Ranjie Duan
Publications
Adversarial Orthogonal Disentanglement for LVLM Hallucination Mitigation
Large Vision-Language Models (LVLMs) have advanced multimodal understanding, yet their reliability is limited by hallucination, where generated content conflicts with visual facts. Existing mitigation methods either rely on costly external interventions, such as instruction tuning and retrieval, or use internal mechanisms that remain limited by flawed attention weights and entangled hidden representations. We propose Adversarial Orthogonal Disentanglement (AOD), a latent geometric framework for mitigating LVLM hallucinations. AOD learns a hallucination-related direction through a minimax objective: a classifier concentrates hallucination signals into the projected component, while an adversary removes them from the orthogonal residual space via a Gradient Reversal Layer. The learned direction enables a training-free dual-forward-pass contrastive decoding strategy that suppresses hallucinations while preserving general capabilities. Experiments on three LVLMs across four hallucination and four utility benchmarks show that AOD consistently outperforms strong baselines. It improves POPE accuracy by over 6\% on average, boosts AMBER by 6\%, and maintains strong performance on utility tasks such as MMMU. Further analysis shows robust transfer across datasets, suggesting that AOD captures general hallucination-related biases rather than dataset-specific artifacts. Our source code and datasets are available at https://github.com/Hunter-Wrynn/AOD.

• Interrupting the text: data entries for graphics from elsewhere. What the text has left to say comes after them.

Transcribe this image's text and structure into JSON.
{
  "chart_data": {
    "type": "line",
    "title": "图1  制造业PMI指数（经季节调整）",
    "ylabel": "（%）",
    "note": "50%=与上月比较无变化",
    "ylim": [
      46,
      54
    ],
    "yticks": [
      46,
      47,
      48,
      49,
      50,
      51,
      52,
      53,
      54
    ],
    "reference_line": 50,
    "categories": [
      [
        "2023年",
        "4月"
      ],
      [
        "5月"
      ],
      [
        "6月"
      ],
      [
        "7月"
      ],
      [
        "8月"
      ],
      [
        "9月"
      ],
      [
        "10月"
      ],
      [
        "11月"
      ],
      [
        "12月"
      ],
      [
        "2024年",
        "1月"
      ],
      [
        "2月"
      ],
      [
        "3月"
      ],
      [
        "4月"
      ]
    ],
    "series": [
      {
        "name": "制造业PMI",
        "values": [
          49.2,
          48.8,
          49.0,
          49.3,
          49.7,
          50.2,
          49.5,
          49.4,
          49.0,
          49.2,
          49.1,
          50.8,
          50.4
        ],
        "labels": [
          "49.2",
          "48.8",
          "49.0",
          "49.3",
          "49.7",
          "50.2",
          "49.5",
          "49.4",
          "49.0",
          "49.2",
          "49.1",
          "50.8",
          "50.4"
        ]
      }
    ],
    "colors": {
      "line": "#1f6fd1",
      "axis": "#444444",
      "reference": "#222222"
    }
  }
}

Knowledge-Guided Adversarial Training for Infrared Object Detection via Thermal Radiation Modeling
In complex environments, infrared object detection exhibits broad applicability and stability across diverse scenarios. However, infrared object detection is vulnerable to both common corruptions and adversarial examples, leading to potential security risks. To improve the robustness of infrared object detection, current methods mostly adopt a data-driven ideology, which only superficially drives the network to fit the training data without specifically considering the unique characteristics of infrared images, resulting in limited robustness. In this paper, we revisit infrared physical knowledge and find that relative thermal radiation relations between different classes can be regarded as a reliable knowledge source under the complex scenarios of adversarial examples and common corruptions. Thus, we theoretically model thermal radiation relations based on the rank order of gray values for different classes, and further quantify the stability of various inter-class thermal radiation relations. Based on the above theoretical framework, we propose Knowledge-Guided Adversarial Training (KGAT) for infrared object detection, in which infrared physical knowledge is embedded into the adversarial training process, and the predicted results are optimized to be consistent with the actual physical laws. Extensive experiments on three infrared datasets and six mainstream infrared object detection models demonstrate that KGAT effectively enhances both clean accuracy and robustness against adversarial attacks and common corruptions.
Improving Safety Alignment via Balanced Direct Preference Optimization
With the rapid development and widespread application of Large Language Models (LLMs), their potential safety risks have attracted widespread attention. Reinforcement Learning from Human Feedback (RLHF) has been adopted to enhance the safety performance of LLMs. As a simple and effective alternative to RLHF, Direct Preference Optimization (DPO) is widely used for safety alignment. However, safety alignment still suffers from severe overfitting, which limits its actual performance. This paper revisits the overfitting phenomenon from the perspective of the model's comprehension of the training data. We find that the Imbalanced Preference Comprehension phenomenon exists between responses in preference pairs, which compromises the model's safety performance. To address this, we propose Balanced Direct Preference Optimization (B-DPO), which adaptively modulates optimization strength between preferred and dispreferred responses based on mutual information. A series of experimental results show that B-DPO can enhance the safety capability while maintaining the competitive general capabilities of LLMs on various mainstream benchmarks compared to state-of-the-art methods. \color{red}{Warning: This paper contains examples of harmful texts, and reader discretion is recommended.